Como reflejan cuadros, crónicas y hechos históricos, Europa vivió entre los siglos XIV y XVIII una concatenación de crudísimos inviernos que arruinó cosechas y extendió el hambre entre sus habitantes. De hecho, a esta época se la conoce como “Pequeña Edad de Hielo”.
Una investigación publicada por la revista Nature Geoscience refuerza la hipótesis de que el máximo responsable fue el Sol, que experimentó una acusada caída en su actividad durante aquella época.
Dirigidos por Paola Moffa-Sánchez, científicos de la Universidad
de Cardiff (Gran Bretaña) y Berna (Suiza) han llegado a esta conclusión
tras analizar microorganismos fosilizados en el fondo marino al sur de
Islandia.
“Analizando la composición química de estos vestigios, que vivieron
en la superficie del océano, podemos reconstruir la temperatura y la salinidad del agua en los últimos 1.000 años”, ha declarado Moffa-Sánchez.

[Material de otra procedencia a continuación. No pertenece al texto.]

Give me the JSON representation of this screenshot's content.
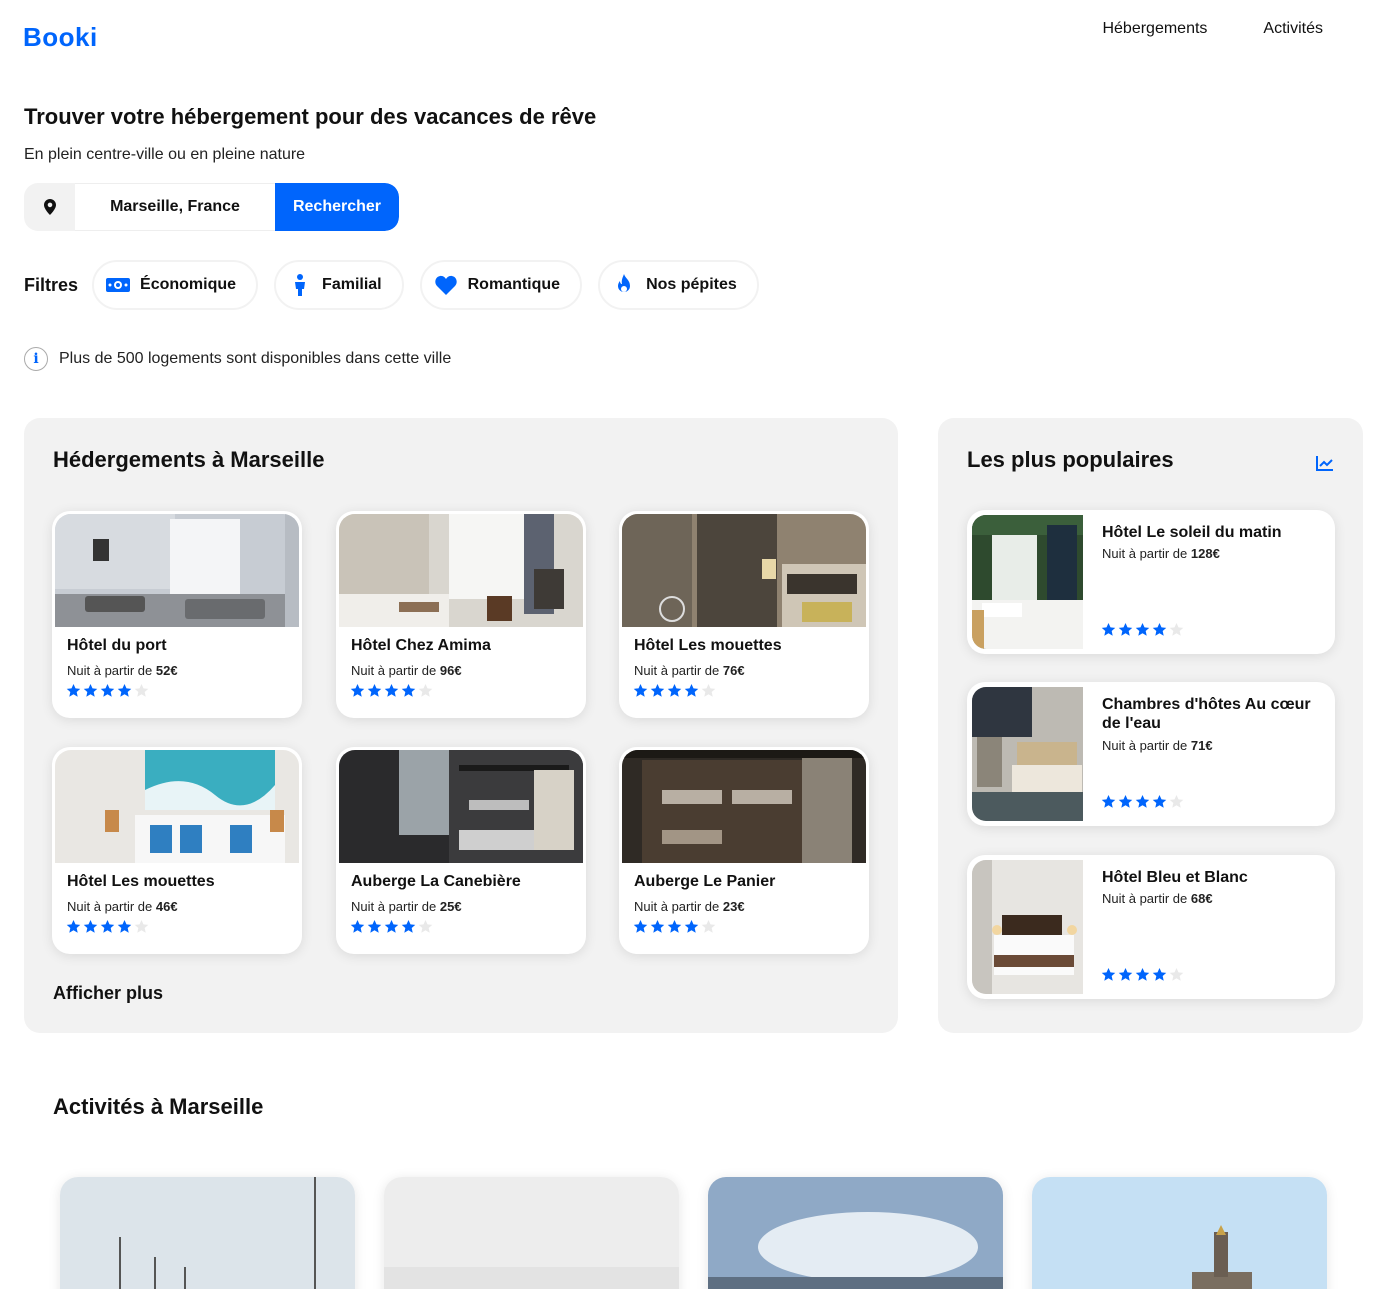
{
  "brand": {
    "logo": "Booki",
    "accent": "#0065FC",
    "panel_bg": "#F2F2F2"
  },
  "nav": {
    "items": [
      "Hébergements",
      "Activités"
    ]
  },
  "hero": {
    "title": "Trouver votre hébergement pour des vacances de rêve",
    "subtitle": "En plein centre-ville ou en pleine nature"
  },
  "search": {
    "pin_icon": "map-pin-icon",
    "value": "Marseille, France",
    "button": "Rechercher"
  },
  "filters": {
    "label": "Filtres",
    "items": [
      {
        "label": "Économique",
        "icon": "money-icon"
      },
      {
        "label": "Familial",
        "icon": "person-icon"
      },
      {
        "label": "Romantique",
        "icon": "heart-icon"
      },
      {
        "label": "Nos pépites",
        "icon": "fire-icon"
      }
    ]
  },
  "info": {
    "icon": "info-icon",
    "text": "Plus de 500 logements sont disponibles dans cette ville"
  },
  "lodgings": {
    "title": "Hédergements à Marseille",
    "price_prefix": "Nuit à partir de ",
    "cards": [
      {
        "name": "Hôtel du port",
        "price": "52€",
        "rating": 4
      },
      {
        "name": "Hôtel Chez Amima",
        "price": "96€",
        "rating": 4
      },
      {
        "name": "Hôtel Les mouettes",
        "price": "76€",
        "rating": 4
      },
      {
        "name": "Hôtel Les mouettes",
        "price": "46€",
        "rating": 4
      },
      {
        "name": "Auberge La Canebière",
        "price": "25€",
        "rating": 4
      },
      {
        "name": "Auberge Le Panier",
        "price": "23€",
        "rating": 4
      }
    ],
    "more": "Afficher plus"
  },
  "popular": {
    "title": "Les plus populaires",
    "trend_icon": "trend-chart-icon",
    "price_prefix": "Nuit à partir de ",
    "cards": [
      {
        "name": "Hôtel Le soleil du matin",
        "price": "128€",
        "rating": 4
      },
      {
        "name": "Chambres d'hôtes Au cœur de l'eau",
        "price": "71€",
        "rating": 4
      },
      {
        "name": "Hôtel Bleu et Blanc",
        "price": "68€",
        "rating": 4
      }
    ]
  },
  "activities": {
    "title": "Activités à Marseille"
  }
}
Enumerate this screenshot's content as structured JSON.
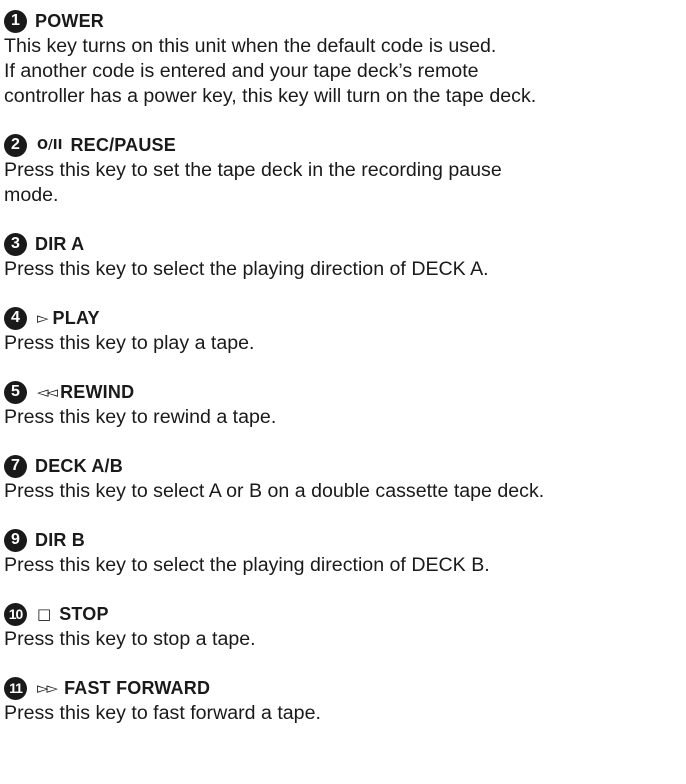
{
  "entries": [
    {
      "number": "1",
      "symbol": "",
      "key": "POWER",
      "description": "This key turns on this unit when the default code is used.\nIf another code is entered and your tape deck’s remote\ncontroller has a power key, this key will turn on the tape deck."
    },
    {
      "number": "2",
      "symbol": "O/II",
      "key": "REC/PAUSE",
      "description": "Press this key to set the tape deck in the recording pause\nmode."
    },
    {
      "number": "3",
      "symbol": "",
      "key": "DIR A",
      "description": "Press this key to select the playing direction of DECK A."
    },
    {
      "number": "4",
      "symbol": "▻",
      "key": "PLAY",
      "description": "Press this key to play a tape."
    },
    {
      "number": "5",
      "symbol": "◅◅",
      "key": "REWIND",
      "description": "Press this key to rewind a tape."
    },
    {
      "number": "7",
      "symbol": "",
      "key": "DECK A/B",
      "description": "Press this key to select A or B on a double cassette tape deck."
    },
    {
      "number": "9",
      "symbol": "",
      "key": "DIR B",
      "description": "Press this key to select the playing direction of DECK B."
    },
    {
      "number": "10",
      "symbol": "□",
      "key": "STOP",
      "description": "Press this key to stop a tape."
    },
    {
      "number": "11",
      "symbol": "▻▻",
      "key": "FAST FORWARD",
      "description": "Press this key to fast forward a tape."
    }
  ]
}
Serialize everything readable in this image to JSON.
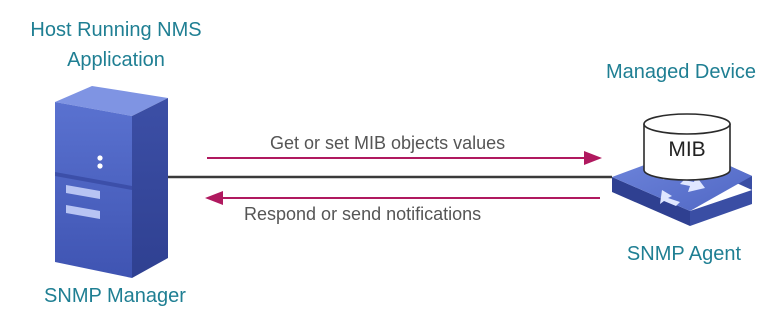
{
  "manager": {
    "host_label_line1": "Host Running NMS",
    "host_label_line2": "Application",
    "role_label": "SNMP Manager"
  },
  "device": {
    "title": "Managed Device",
    "mib_label": "MIB",
    "role_label": "SNMP Agent"
  },
  "arrows": {
    "request_label": "Get or set MIB objects values",
    "response_label": "Respond or send notifications"
  },
  "colors": {
    "label_teal": "#1f7f93",
    "arrow_magenta": "#b0195f",
    "link_dark": "#3a3a3a",
    "server_blue": "#4c62c0",
    "text_gray": "#555555"
  },
  "icons": {
    "manager": "server-tower-icon",
    "agent": "network-switch-icon",
    "mib": "database-cylinder-icon"
  }
}
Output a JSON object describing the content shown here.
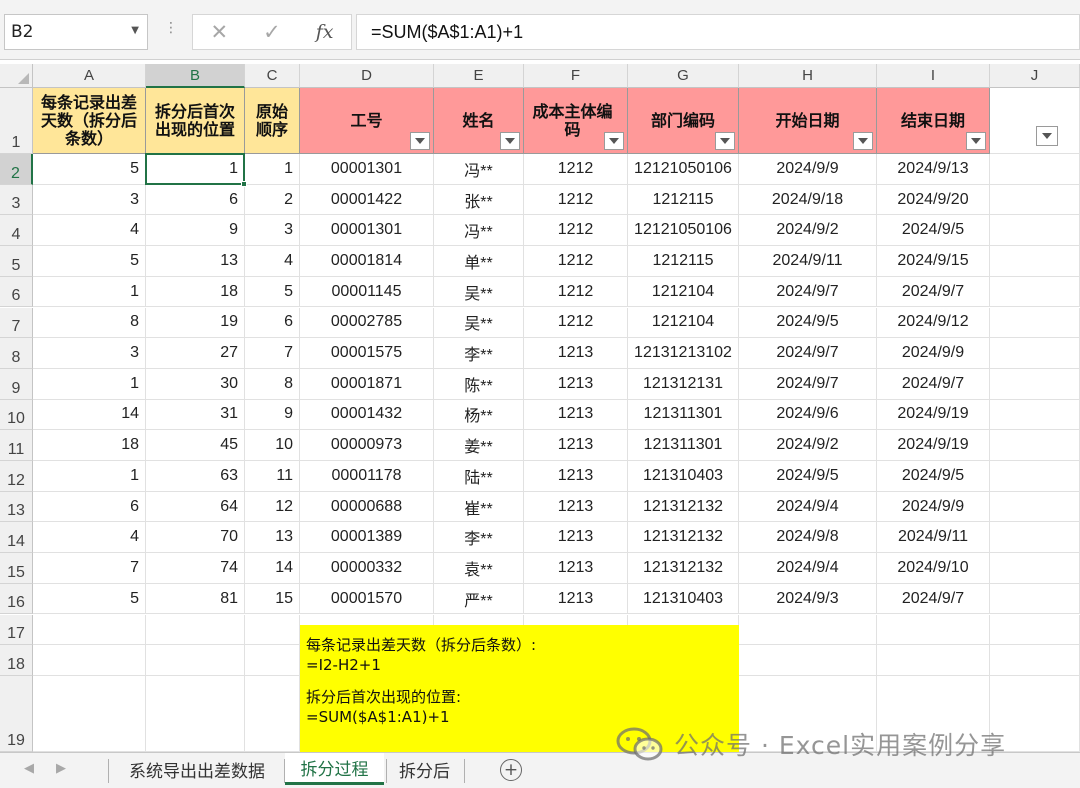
{
  "namebox": "B2",
  "formula": "=SUM($A$1:A1)+1",
  "columns": [
    "A",
    "B",
    "C",
    "D",
    "E",
    "F",
    "G",
    "H",
    "I",
    "J"
  ],
  "selected_column": "B",
  "selected_row": "2",
  "headers": {
    "A": "每条记录出差天数（拆分后条数）",
    "B": "拆分后首次出现的位置",
    "C": "原始顺序",
    "D": "工号",
    "E": "姓名",
    "F": "成本主体编码",
    "G": "部门编码",
    "H": "开始日期",
    "I": "结束日期"
  },
  "rows": [
    [
      "5",
      "1",
      "1",
      "00001301",
      "冯**",
      "1212",
      "12121050106",
      "2024/9/9",
      "2024/9/13"
    ],
    [
      "3",
      "6",
      "2",
      "00001422",
      "张**",
      "1212",
      "1212115",
      "2024/9/18",
      "2024/9/20"
    ],
    [
      "4",
      "9",
      "3",
      "00001301",
      "冯**",
      "1212",
      "12121050106",
      "2024/9/2",
      "2024/9/5"
    ],
    [
      "5",
      "13",
      "4",
      "00001814",
      "单**",
      "1212",
      "1212115",
      "2024/9/11",
      "2024/9/15"
    ],
    [
      "1",
      "18",
      "5",
      "00001145",
      "吴**",
      "1212",
      "1212104",
      "2024/9/7",
      "2024/9/7"
    ],
    [
      "8",
      "19",
      "6",
      "00002785",
      "吴**",
      "1212",
      "1212104",
      "2024/9/5",
      "2024/9/12"
    ],
    [
      "3",
      "27",
      "7",
      "00001575",
      "李**",
      "1213",
      "12131213102",
      "2024/9/7",
      "2024/9/9"
    ],
    [
      "1",
      "30",
      "8",
      "00001871",
      "陈**",
      "1213",
      "121312131",
      "2024/9/7",
      "2024/9/7"
    ],
    [
      "14",
      "31",
      "9",
      "00001432",
      "杨**",
      "1213",
      "121311301",
      "2024/9/6",
      "2024/9/19"
    ],
    [
      "18",
      "45",
      "10",
      "00000973",
      "姜**",
      "1213",
      "121311301",
      "2024/9/2",
      "2024/9/19"
    ],
    [
      "1",
      "63",
      "11",
      "00001178",
      "陆**",
      "1213",
      "121310403",
      "2024/9/5",
      "2024/9/5"
    ],
    [
      "6",
      "64",
      "12",
      "00000688",
      "崔**",
      "1213",
      "121312132",
      "2024/9/4",
      "2024/9/9"
    ],
    [
      "4",
      "70",
      "13",
      "00001389",
      "李**",
      "1213",
      "121312132",
      "2024/9/8",
      "2024/9/11"
    ],
    [
      "7",
      "74",
      "14",
      "00000332",
      "袁**",
      "1213",
      "121312132",
      "2024/9/4",
      "2024/9/10"
    ],
    [
      "5",
      "81",
      "15",
      "00001570",
      "严**",
      "1213",
      "121310403",
      "2024/9/3",
      "2024/9/7"
    ]
  ],
  "row_numbers": [
    "1",
    "2",
    "3",
    "4",
    "5",
    "6",
    "7",
    "8",
    "9",
    "10",
    "11",
    "12",
    "13",
    "14",
    "15",
    "16",
    "17",
    "18",
    "19"
  ],
  "note": {
    "line1": "每条记录出差天数（拆分后条数）:",
    "line2": "=I2-H2+1",
    "line3": "拆分后首次出现的位置:",
    "line4": "=SUM($A$1:A1)+1"
  },
  "sheet_tabs": [
    {
      "label": "系统导出出差数据",
      "active": false
    },
    {
      "label": "拆分过程",
      "active": true
    },
    {
      "label": "拆分后",
      "active": false
    }
  ],
  "add_sheet_label": "+",
  "watermark": "公众号 · Excel实用案例分享",
  "colors": {
    "accent": "#217346",
    "header_yellow": "#ffe699",
    "header_pink": "#ff9999",
    "note_bg": "#ffff00"
  },
  "icons": [
    "dropdown-arrow-icon",
    "cancel-icon",
    "confirm-icon",
    "fx-icon",
    "filter-dropdown-icon",
    "add-sheet-icon",
    "wechat-icon"
  ]
}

De ese modo han podido cotejar los cambios ambientales del Atlántico Norte con el registro de manchas solares, que son un indicador del humor de nuestra estrella: a menos “pecas” en su superficie, menos actividad.
Tras introducir todos los datos en modelos climáticos computerizados, el escenario resultante es que el
enfriamiento del Sol generó una zona de altas presiones junto a las
islas británicas, barrera que cortó el paso a los suaves vientos del
oeste. Y sin el contrapeso de estas corrientes calefactoras, el aire gélido del Ártico campó a sus anchas durante los inviernos de la Pequeña Edad de Hielo, algo parecido a lo ocurrido en 2010 y 2013.